Donner la même chose, c’est donner moins

Aujourd’hui cher lecteur, je te parle de la suite de l’extrait commenté ici.

Étant donné l’état actuel de mon cerveau, je suis à même de te dire que si tu veux de la lecture facile ET passionnante, Faber & Mazlich, c’est fait pour toi.

Lecture triplement passionnante car tu peux lire :

– en pensant à ton enfance avec ta fratrie ;

– en pensant à la fratrie que tu as fabriquée made in toi et ton conjoint ;

– en pensant à rien, juste paske c’est plaisant et instructif ;

– en mangeant des chips.

Alors donc, à la fin de l’autre extrait, je t’avais laissé en plan en te disant qu’il ne fallait pas traiter tes enfants de la même manière. Et tu t’es dit, « ben mince alors !? C’est ce que je me tue à faire !! Et je fais quoi alors du coup ? Saleté de Vaallos, j’veux la suiiiiteuh ! »

Calme-toi, on y va, on y va.

Cette fois-ci je ne peux pas te presque tout citer comme la dernière fois car ce serait trop long, mais le tri est rude. Commençons par une mise en situation, je choisis celle qui m’a le plus parlé.

Dans ma famille, c’était moi qui avais les beaux cheveux, et ma mère était celle qui voulait de l’égalité à tout prix. Elle était déterminée à ce que ma sœur et moi soyons traitées de la même façon afin qu’il n’y ait aucune cause de jalousie entre nous.

Un jour, elle décida que puisque ma sœur n’avait pas les cheveux bouclés, je n’y avais pas droit non plus. Elle m’a emmenée chez le coiffeur pour qu’il coupe toutes mes boucles. Je ressemblais à un poulet plumé. J’ai passé toute la journée à pleurer, encore et encore, sans vouloir adresser la parole à quiconque. Encore maintenant j’ai de la peine à pardonner son geste à ma mère.

Et un papa de conclure :

Je vois bien qu’en voulant traiter tout le monde avec égalité, on est amené à des actions complètement absurdes (…)

Là c’est le moment de faire une première pause dans la lecture avant d’enchaîner sur le problème que ce même papa va poser dans la suite de sa phrase.

Le moment de penser à toutes les situations où nos parents ont tenté d’être justes, ou nous tentons d’être justes avec nos enfants, de penser à toutes ces situations où, en voulant traiter de manière égale, on a fait, on a observé faire, des trucs stupides.

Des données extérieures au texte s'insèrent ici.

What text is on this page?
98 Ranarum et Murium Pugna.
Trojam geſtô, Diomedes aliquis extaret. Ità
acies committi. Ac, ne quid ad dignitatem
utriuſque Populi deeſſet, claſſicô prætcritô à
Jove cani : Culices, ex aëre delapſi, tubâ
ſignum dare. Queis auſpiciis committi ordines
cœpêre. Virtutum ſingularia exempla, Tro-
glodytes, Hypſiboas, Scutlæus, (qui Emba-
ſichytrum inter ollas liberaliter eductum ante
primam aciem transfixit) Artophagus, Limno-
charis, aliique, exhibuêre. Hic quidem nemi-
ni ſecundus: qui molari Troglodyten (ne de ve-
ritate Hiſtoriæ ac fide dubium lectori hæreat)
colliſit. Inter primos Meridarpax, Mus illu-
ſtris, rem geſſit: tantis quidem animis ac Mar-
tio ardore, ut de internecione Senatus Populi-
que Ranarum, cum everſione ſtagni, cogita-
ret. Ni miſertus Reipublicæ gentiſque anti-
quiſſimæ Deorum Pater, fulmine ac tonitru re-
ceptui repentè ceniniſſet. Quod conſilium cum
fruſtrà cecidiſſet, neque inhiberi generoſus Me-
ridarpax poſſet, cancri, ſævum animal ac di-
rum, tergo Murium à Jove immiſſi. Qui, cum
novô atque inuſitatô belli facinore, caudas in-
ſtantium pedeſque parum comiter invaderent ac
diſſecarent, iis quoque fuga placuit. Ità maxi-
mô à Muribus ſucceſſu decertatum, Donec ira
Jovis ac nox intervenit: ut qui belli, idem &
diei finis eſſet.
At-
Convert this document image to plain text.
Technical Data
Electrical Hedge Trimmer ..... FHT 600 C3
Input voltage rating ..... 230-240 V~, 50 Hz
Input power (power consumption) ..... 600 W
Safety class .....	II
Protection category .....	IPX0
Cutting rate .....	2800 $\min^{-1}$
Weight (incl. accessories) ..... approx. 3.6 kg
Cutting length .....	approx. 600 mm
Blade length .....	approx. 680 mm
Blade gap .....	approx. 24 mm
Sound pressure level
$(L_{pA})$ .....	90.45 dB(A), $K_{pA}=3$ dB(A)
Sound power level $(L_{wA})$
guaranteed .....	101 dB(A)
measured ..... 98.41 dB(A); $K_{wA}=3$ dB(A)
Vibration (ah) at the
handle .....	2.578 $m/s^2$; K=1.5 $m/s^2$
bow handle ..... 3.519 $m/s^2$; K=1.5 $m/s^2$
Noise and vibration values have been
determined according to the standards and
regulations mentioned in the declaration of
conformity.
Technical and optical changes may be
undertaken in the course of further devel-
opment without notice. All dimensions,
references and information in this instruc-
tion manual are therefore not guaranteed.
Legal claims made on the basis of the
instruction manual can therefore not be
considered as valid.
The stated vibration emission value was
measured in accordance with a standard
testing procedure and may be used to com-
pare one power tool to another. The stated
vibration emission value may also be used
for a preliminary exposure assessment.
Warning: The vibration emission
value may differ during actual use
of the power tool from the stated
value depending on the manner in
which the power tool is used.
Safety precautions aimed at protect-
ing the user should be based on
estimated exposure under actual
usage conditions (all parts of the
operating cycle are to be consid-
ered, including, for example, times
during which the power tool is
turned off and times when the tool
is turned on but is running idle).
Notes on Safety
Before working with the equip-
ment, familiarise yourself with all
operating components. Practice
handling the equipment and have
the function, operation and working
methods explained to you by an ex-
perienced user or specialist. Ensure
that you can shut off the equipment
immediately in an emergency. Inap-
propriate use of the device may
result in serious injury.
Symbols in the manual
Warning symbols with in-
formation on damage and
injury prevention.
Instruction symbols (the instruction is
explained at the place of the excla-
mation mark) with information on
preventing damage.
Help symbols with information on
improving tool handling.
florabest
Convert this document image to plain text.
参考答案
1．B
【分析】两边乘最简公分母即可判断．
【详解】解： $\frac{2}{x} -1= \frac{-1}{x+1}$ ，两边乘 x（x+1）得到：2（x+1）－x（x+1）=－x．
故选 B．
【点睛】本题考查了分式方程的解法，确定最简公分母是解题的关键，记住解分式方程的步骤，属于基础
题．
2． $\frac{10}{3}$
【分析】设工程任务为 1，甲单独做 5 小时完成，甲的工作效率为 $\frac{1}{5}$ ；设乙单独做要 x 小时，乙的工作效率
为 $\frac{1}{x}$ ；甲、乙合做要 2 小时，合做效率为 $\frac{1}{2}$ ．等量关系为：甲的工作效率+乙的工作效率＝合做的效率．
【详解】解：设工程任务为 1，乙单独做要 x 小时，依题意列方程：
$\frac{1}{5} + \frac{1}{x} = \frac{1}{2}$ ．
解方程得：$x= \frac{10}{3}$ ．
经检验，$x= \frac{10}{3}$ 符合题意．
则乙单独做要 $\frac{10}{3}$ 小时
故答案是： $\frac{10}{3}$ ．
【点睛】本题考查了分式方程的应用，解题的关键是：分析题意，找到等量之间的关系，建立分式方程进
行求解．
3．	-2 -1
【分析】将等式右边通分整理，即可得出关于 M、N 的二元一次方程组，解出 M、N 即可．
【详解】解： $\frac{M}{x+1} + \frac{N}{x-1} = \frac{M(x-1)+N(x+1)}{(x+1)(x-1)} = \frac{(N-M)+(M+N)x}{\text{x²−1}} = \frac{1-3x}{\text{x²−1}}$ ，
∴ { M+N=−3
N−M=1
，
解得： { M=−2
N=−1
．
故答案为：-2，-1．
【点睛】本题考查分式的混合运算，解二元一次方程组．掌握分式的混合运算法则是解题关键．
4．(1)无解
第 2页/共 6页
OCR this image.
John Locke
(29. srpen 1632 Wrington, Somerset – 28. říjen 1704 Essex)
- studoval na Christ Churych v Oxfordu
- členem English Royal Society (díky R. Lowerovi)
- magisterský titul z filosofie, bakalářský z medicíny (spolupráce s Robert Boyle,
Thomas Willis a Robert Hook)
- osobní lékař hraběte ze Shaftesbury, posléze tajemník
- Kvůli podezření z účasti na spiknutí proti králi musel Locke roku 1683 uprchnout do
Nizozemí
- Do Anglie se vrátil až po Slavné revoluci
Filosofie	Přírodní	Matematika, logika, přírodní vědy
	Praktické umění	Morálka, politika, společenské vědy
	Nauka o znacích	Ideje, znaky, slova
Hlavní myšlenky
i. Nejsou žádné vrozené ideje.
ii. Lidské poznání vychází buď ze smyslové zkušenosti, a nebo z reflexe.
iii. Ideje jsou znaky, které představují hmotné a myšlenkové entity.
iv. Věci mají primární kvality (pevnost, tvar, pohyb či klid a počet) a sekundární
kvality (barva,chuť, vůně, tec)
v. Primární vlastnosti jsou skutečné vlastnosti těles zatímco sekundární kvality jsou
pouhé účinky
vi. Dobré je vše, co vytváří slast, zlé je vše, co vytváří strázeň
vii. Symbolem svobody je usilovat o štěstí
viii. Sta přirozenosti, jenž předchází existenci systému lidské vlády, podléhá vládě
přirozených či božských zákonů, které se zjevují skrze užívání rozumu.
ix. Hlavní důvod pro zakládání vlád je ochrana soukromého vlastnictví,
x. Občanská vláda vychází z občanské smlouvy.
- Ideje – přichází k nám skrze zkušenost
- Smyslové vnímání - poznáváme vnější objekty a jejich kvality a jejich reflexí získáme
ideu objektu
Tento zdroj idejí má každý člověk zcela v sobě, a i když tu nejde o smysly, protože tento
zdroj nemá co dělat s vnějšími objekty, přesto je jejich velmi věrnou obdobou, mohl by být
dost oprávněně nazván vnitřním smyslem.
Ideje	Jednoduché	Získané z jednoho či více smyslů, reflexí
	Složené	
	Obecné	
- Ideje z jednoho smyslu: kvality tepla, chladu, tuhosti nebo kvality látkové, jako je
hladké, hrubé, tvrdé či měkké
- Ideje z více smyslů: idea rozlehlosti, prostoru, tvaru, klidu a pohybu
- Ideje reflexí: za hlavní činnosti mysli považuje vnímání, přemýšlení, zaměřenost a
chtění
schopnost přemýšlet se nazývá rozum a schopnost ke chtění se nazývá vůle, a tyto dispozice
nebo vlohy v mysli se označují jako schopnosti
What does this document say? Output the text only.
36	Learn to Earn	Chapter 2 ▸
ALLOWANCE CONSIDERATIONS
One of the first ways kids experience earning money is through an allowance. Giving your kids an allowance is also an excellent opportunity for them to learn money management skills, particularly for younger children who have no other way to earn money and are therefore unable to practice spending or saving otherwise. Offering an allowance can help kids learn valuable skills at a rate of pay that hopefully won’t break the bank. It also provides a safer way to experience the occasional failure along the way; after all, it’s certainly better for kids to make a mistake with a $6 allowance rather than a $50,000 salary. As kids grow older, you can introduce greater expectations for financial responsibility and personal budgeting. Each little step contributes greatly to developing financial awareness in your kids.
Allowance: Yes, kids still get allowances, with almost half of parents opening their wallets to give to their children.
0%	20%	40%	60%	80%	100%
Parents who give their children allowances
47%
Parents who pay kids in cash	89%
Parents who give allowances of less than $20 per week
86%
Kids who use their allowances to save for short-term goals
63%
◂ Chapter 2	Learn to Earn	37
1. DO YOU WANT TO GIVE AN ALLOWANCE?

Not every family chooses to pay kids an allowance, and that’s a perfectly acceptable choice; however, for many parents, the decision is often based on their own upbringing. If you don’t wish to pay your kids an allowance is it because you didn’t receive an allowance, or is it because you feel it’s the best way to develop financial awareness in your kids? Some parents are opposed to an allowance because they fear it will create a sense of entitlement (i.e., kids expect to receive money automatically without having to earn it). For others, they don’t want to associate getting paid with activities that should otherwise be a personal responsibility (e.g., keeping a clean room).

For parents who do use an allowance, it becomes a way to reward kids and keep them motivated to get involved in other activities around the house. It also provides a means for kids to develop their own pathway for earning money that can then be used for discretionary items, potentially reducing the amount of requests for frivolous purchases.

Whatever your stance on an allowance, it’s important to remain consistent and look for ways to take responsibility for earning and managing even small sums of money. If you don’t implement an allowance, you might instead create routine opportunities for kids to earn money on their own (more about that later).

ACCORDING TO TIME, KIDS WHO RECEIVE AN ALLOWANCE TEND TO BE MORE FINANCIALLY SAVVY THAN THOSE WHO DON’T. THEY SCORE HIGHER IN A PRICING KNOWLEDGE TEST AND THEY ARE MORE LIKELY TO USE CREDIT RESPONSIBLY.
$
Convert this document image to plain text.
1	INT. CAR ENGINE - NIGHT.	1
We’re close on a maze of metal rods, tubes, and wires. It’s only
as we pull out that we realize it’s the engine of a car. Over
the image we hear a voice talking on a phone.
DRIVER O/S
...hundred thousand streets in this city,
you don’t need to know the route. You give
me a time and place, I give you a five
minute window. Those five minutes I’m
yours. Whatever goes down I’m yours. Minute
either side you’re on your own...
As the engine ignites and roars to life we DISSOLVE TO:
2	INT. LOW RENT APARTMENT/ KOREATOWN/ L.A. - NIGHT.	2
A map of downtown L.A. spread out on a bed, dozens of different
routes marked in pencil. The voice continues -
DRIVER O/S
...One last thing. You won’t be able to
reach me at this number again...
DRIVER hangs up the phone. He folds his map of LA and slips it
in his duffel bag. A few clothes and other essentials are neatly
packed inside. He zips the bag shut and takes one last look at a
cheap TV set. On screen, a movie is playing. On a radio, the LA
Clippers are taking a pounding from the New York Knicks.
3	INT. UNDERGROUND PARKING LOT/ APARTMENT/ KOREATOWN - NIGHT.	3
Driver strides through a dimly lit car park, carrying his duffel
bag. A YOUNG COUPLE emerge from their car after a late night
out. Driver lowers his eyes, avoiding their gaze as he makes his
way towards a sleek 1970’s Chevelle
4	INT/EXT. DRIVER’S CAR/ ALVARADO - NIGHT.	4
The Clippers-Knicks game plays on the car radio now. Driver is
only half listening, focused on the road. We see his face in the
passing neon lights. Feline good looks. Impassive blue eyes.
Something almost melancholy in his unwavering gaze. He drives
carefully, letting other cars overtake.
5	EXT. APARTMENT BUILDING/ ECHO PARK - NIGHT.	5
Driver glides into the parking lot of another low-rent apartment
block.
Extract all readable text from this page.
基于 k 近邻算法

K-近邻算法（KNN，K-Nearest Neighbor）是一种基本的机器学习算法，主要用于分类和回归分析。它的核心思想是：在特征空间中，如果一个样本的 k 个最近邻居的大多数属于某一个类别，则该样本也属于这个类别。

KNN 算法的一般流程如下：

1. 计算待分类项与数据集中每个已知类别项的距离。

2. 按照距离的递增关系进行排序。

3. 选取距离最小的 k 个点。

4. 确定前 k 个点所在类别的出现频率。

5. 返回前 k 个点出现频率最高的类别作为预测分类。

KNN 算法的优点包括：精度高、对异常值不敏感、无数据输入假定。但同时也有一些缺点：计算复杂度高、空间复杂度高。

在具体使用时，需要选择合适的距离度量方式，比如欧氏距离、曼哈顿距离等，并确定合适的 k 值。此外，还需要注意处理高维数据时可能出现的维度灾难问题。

Et en fait, ça ne fonctionne pas que pour les fratries, ça fonctionne aussi dans d’autres systèmes. Dans une équipe en entreprise par exemple (même si évidemment, les rapports affectifs n’ont rien à voir, je trouve que la réflexion peut s’y transposer).

Passons à la suite :

(…) mais que faire quand les enfants se mettent à utiliser des moyens de pression ?

(…)

Quand ils se mettent à avoir mal au ventre parce qu’ « on n’est pas juste », ou qu’ « on lui a donné plus, à elle », ou qu’ « on l’aime plus fort, lui » ?

Réponse :

Vous savez bien vous-même, répondis-je, que même s’ils paraissent vouloir exactement la même chose, en réalité ce n’est pas vrai.

(…)

Être aimé pareillement, poursuivis-je, c’est en quelque sorte être aimé moins. Être aimé de façon unique – pour soi-même – c’est être aimé autant que l’on a besoin d’être aimé.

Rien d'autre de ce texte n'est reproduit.